Our project, sponsored by the Making a Difference Fund was to challenge Palmerston North businesses and organisations to think creatively about how they can become more inclusive and welcoming, in a way that enables reciprocal relationships to be developed with disabled people.
This was done by working with people supported by Options to come up with their own campaign, which consisted of a video presentation, highlighting local positive stories of disabled people and businesses working together. Individuals support by Options also outlined ways in which businesses could connect with them in order to assist them with their project or employment goal. The presentations were offered to businesses and organisations. The resources continue to be used by Options to support and encourage businesses and employers to see the benefits of inclusive practices.
Primary Project Objectives
- People supported by Options develop their own presentation to change attitudes and behaviours toward disabled people, with a focus on inclusion in the workforce.
- Develop resources to change employer attitudes around including disabled people in their workforce and encourage inclusive practices in their business or organisation.
- To create new opportunities for people supported by Options to connect with a business or organisation.
- An increase in positive relationships between disabled people and business community members.
- Palmerston North local business community become more aware of ways that they can be more responsive and welcoming to disabled people.
- Disabled people are viewed as having a great deal of potential in the workforce.
- Positive stories are collected and shared.

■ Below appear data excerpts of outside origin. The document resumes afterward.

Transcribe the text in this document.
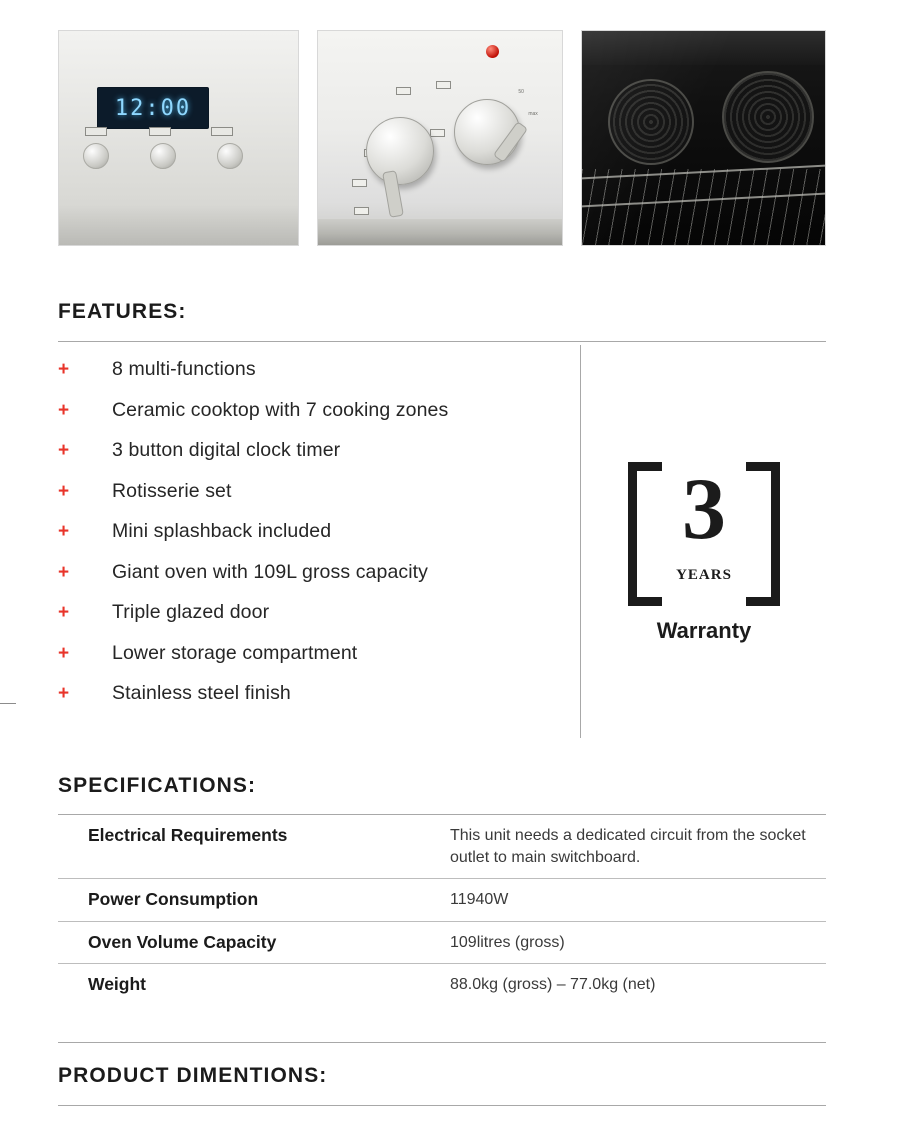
12:00
50
max
FEATURES:
+	8 multi-functions
+	Ceramic cooktop with 7 cooking zones
+	3 button digital clock timer
+	Rotisserie set
+	Mini splashback included
+	Giant oven with 109L gross capacity
+	Triple glazed door
+	Lower storage compartment
+	Stainless steel finish
3
YEARS
Warranty
SPECIFICATIONS:
Electrical Requirements	This unit needs a dedicated circuit from the socket outlet to main switchboard.
Power Consumption	11940W
Oven Volume Capacity	109litres (gross)
Weight	88.0kg (gross) – 77.0kg (net)
PRODUCT DIMENTIONS:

- A focus a group was held to identify common themes :
- People want better customer service-to be spoken to in a respectful manner, and to be seen as equals.
- While paid employment was the goal, volunteering was also a something they felt they could offer.
- Several people wanted a person to mentor them regarding an interest they had, or help promote their micro business.
- A video was made with businesses who had formed positive
reciprocal relationships with disabled people telling their story.
- Identified where people’s talents and goals could be welcomed.
- Employers and businesses were offered the chance to be involved in this project. We tapped into individual staff networks, business networks and participated in employment and transitions expos. We also promoted the project with the Community Services Council, Palmerston North City Council and at the Economic Well-Being Hui.
- We used a variety of strategies to connect people and to promote their talents and skills such as: facilitating one-to-one contact with businesses, providing a short video presentation and telling individual stories.
Success Factors so far
- Disabled people have taken a key role in the project.
- Growth of confidence in the people involved in the project.
- New connections have been made between project participants and business community.
- Video produced and offered to businesses and video clips on Options’ website (www.options.org.nz).
- 500 postcards produced and being distributed.
- Promotion of the project through; Options’ website, the local FLAX newsletter, local expo’s on employment and transition.
- Individual businesses contacted.
- The project has become part of Options operations. Information postcards, video clips and stories are currently being used to promote inclusion in employment throughout all services.
What worked, what didn’t work so well
- Unfortunately we were unable to tie the project into local business awards.
- We spent longer than anticipated working with people we support and employers to develop the video.
- Larger businesses often did not see a need to make any changes in how they currently did business.
- Owner operated or small businesses were generally more open to making a personal connection than a larger organisation. They were able to spend time asking questions and getting to know the person, and were more likely to offer work opportunities or mentoring.
- Linking people with businesses who shared similar interests worked well.
- Contacting businesses personally worked better than emails or letters.
- We will continue to develop the project to promote opportunities for people living with a disability to enjoy the benefits that come from working or making a contribution to their community.
- We will promote the project through local media.
- We will continue to offer disability and employment awareness presentations to local businesses.
- We will explore how we can further build on this project by linking in with other projects on employment.